I hate the fact that these cards essentially act like a piece of tiny graph paper with excel sheet data for showing the numbers. It has way too much focus on the numbers, and it is visually complicated in a way I would really like to avoid. I begin scribbling new ideas for how to chart the information, and my first success is what I’ve shown in the featured image of this post, which is a simplified graph that only needs two lines of numbers. At first I am really satisfied with the newly discovered simplicity: it is far less number/chart heavy, and it leaves plenty of room for the card rules and potential quotes from Matt’s books. I quickly find that the direction this card design is taking isn’t captivating enough for where I want this to end up… it needs something more.
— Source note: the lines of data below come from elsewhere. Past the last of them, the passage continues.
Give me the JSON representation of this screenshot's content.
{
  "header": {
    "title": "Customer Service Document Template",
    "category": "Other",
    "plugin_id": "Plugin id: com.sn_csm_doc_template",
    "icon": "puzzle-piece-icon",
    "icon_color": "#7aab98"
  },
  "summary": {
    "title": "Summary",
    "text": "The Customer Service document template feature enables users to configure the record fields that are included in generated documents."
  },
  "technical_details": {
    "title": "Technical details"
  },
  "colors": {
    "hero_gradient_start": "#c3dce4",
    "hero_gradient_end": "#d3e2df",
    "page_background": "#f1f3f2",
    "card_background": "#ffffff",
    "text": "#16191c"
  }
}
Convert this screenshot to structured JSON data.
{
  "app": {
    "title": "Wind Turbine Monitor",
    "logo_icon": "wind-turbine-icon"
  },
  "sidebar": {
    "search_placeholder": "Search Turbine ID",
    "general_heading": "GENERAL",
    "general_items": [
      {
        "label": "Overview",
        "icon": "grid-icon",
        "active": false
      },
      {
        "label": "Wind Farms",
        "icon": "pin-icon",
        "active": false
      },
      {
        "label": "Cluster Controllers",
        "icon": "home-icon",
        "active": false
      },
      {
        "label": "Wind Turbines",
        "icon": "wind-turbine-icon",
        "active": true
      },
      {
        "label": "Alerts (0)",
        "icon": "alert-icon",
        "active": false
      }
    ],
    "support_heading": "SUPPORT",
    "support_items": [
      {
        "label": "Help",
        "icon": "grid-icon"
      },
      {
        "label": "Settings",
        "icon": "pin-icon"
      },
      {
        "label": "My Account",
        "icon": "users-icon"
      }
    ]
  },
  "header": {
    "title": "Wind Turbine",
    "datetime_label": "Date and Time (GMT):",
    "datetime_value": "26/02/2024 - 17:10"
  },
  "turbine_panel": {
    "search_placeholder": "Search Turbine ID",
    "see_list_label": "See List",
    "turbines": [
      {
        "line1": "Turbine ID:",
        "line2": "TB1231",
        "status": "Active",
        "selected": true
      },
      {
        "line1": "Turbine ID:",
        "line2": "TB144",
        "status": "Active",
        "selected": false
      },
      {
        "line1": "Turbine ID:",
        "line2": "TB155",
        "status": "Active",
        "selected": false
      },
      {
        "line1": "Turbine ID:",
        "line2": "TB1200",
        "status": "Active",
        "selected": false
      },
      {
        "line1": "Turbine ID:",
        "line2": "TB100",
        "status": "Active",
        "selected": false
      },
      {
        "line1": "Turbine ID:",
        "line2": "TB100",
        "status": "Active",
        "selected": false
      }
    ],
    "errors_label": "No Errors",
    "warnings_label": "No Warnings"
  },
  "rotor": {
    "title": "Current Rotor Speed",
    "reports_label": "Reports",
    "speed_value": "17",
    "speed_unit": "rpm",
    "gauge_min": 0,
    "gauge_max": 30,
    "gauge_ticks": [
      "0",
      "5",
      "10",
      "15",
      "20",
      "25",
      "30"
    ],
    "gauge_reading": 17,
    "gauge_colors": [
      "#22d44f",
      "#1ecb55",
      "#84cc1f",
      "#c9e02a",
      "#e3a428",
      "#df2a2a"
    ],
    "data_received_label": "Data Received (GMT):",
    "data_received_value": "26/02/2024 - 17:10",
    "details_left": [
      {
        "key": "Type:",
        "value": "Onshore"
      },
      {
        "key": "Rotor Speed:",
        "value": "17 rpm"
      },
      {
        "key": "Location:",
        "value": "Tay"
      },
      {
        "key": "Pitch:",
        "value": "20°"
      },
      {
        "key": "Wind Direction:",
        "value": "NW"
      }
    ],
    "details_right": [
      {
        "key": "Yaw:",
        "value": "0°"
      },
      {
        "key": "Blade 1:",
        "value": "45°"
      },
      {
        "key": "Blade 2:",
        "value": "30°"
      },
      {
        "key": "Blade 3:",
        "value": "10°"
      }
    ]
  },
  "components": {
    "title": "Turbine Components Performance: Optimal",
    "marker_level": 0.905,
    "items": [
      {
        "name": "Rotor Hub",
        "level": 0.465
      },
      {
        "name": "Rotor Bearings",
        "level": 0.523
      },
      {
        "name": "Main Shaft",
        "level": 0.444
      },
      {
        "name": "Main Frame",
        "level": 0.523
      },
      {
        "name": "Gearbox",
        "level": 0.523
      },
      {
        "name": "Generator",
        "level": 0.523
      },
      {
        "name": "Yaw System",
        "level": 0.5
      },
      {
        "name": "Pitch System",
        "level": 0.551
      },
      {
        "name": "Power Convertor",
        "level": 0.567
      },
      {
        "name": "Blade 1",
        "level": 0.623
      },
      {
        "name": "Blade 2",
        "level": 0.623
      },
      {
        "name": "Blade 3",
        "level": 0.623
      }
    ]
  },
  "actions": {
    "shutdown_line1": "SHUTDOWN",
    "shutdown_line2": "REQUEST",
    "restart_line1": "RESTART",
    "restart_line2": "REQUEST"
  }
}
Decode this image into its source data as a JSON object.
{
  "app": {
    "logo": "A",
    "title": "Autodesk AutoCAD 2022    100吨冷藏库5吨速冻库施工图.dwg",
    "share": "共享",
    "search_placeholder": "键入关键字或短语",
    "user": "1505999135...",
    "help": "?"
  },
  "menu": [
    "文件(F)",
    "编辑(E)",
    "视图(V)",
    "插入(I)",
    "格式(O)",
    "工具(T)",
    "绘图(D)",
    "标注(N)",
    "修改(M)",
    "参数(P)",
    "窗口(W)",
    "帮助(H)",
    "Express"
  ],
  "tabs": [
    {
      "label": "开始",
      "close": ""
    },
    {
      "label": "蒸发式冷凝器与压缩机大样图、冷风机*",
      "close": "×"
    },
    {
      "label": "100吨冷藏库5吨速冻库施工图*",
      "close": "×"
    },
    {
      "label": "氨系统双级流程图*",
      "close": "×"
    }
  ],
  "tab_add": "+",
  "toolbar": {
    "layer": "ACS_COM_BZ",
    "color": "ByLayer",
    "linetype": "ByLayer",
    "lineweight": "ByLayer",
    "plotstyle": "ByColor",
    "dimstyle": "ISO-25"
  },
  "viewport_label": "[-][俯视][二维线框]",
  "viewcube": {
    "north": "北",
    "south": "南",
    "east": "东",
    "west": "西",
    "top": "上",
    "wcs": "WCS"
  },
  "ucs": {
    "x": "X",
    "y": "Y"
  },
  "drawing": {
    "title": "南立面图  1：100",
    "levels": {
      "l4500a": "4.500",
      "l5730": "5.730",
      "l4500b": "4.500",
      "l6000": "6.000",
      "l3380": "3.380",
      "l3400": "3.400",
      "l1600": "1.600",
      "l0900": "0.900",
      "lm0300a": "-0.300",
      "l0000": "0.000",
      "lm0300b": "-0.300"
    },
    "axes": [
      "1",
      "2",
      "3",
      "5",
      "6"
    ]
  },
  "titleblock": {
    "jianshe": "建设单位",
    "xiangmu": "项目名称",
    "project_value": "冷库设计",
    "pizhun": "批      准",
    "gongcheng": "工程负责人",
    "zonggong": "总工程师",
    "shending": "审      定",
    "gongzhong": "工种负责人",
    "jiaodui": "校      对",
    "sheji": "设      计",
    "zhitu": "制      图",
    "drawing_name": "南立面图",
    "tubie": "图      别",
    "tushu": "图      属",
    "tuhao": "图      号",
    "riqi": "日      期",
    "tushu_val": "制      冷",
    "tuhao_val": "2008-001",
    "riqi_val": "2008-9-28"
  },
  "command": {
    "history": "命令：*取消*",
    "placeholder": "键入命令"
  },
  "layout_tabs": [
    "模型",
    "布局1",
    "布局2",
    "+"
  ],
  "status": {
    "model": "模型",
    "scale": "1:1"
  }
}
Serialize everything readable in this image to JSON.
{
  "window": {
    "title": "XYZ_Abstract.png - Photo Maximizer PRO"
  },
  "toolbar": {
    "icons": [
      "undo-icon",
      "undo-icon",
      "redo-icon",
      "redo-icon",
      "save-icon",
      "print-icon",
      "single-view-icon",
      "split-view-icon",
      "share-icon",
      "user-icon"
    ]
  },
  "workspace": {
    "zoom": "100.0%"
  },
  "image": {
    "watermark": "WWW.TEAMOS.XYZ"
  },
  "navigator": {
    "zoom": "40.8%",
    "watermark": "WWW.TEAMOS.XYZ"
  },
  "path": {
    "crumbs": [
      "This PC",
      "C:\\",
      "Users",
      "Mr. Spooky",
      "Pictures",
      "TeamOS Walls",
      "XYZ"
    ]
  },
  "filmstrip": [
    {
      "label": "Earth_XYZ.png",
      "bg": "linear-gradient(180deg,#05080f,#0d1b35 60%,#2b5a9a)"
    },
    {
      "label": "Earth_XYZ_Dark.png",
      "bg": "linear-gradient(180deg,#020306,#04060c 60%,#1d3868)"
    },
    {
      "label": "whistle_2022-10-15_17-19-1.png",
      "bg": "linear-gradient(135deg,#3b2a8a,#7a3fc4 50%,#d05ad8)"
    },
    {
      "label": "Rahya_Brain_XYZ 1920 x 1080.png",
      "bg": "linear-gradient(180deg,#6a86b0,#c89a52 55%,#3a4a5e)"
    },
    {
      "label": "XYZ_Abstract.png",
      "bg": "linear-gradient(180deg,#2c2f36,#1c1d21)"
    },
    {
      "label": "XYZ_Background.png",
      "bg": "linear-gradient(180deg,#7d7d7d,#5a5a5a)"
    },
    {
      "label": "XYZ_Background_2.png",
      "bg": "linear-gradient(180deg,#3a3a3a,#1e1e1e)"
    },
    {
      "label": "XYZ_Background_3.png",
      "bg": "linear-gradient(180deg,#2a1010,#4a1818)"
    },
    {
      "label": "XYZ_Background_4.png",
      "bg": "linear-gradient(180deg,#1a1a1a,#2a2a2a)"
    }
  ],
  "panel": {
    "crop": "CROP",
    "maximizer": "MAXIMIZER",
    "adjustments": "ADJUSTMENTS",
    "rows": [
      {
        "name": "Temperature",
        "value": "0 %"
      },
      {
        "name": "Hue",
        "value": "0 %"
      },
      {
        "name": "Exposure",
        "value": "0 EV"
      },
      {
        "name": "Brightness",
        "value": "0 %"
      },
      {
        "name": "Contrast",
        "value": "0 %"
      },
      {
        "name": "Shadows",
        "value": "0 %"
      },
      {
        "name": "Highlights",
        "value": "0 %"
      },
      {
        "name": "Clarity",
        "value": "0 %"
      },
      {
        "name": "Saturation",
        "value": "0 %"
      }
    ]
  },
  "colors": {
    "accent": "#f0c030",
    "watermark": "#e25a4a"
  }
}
I begin sifting through several notes and emails that Matt and I had transmitted months before about the original ideas for these cards & how to get the design done. Somewhere amongst these ancient correspondences I come across a note that had been jotted down about a ‘radar screen’ being desired in the game design. Ironic Eureka! I had disliked this idea when it was originally suggested, but now this is exactly the thing I have been needing for inspiration. I begin working on it immediately, and though this process takes me most of the entire few weeks that followed the holidays, I quickly compose these designs to send back to Matt, which feature all the same data from my hand drawn cards, but now include new colors to highlight difficulty & textures to match the aesthetics of our other card designs:

We are both very excited about the appearance of these cards, and it is particularly wonderful that the designs for them are coming together so quickly and so clean. It takes a bit of time to actually build the first of the frames, with all of the color, symbol, and text positions. However, since most of the data on these cards is simply replacing those numbers, text blocks, and symbols repetitively, it is really easy to craft many of these in a short time once the base of everything was built. With all of the data having already been play tested for so long this process is just a rapid copy and pasting session, and it is very satisfying to see these cards finally come to life.